Skyline Wanamarta dengan lampu-lampu menyala terang maupun temaram dan bangunan-bangunan tinggi terpapar sinar bulan yang redup menjadi latar belakang diam bagai sebuah kanvas lukisan, sementara sosok Bratasena bergerak cepat melompat-lompat di rooftop. Ia meloncat di atas ventilasi, melewati cerobong asap yang tersusun dari bata merah, melangkahi dengan cepat pipa-pipa air dan gulungan kabel, serta menunduk dan merunduk di bawah papan reklame. Peluru berdesing di atas kepalanya mengejar mangsa bagai pagutan seekor ular Kobra. Gerakan pria bertubuh raksasa ini luar biasa gesit. Bila diibaratkan gerak seekor binatang ia bukan bagai beruang, tapi lebih seperti seekor kera raksasa yang walau bertubuh besar, sangat lihai sekaligus ganas.
Di sudut lain yang berlawanan terlihat tiga orang mengendap-endap. Satu orang menembakkan peluru dari senapan sniper laras panjangnya ke arah Bratasena. Salah satu dari mereka terluka di bahunya. Ia adalah penembak jitu dari golongan gandarwa yang berhasil dilukai Permadi dengan sepasang pistol Ruger nya dari bawah sana.

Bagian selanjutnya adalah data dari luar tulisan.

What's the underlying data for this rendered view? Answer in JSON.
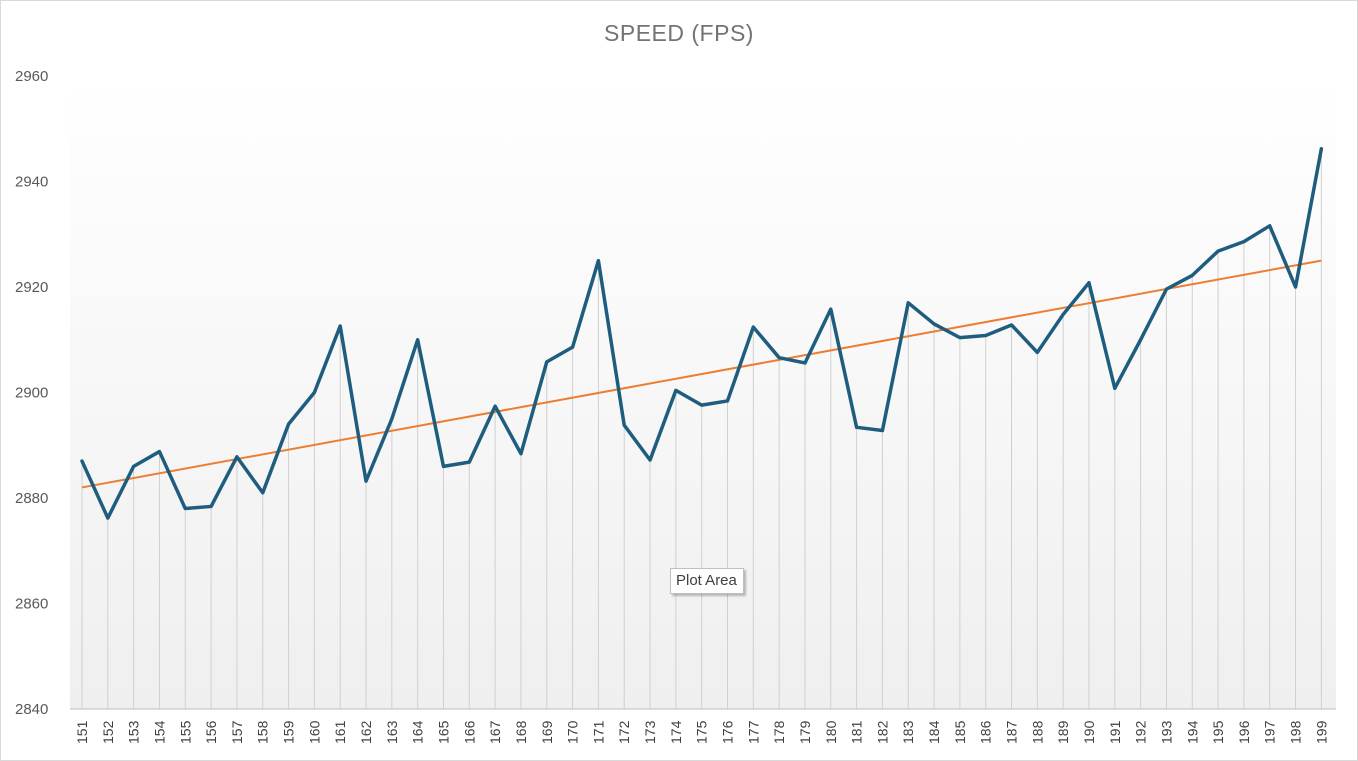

Ia kelihatan sekali kepayahan sehingga tak mungkin untuk ikut menembaki Bratasena yang sedang mengejar mereka sampai ke rooftop. Satu orang lain, orang ketiga, menembakkan revolver Colt Python 357 Magnum Revolver dengan enam pelurunya. Salah satu Colt double-action revolver yang paling prestisius di zaman tersebut.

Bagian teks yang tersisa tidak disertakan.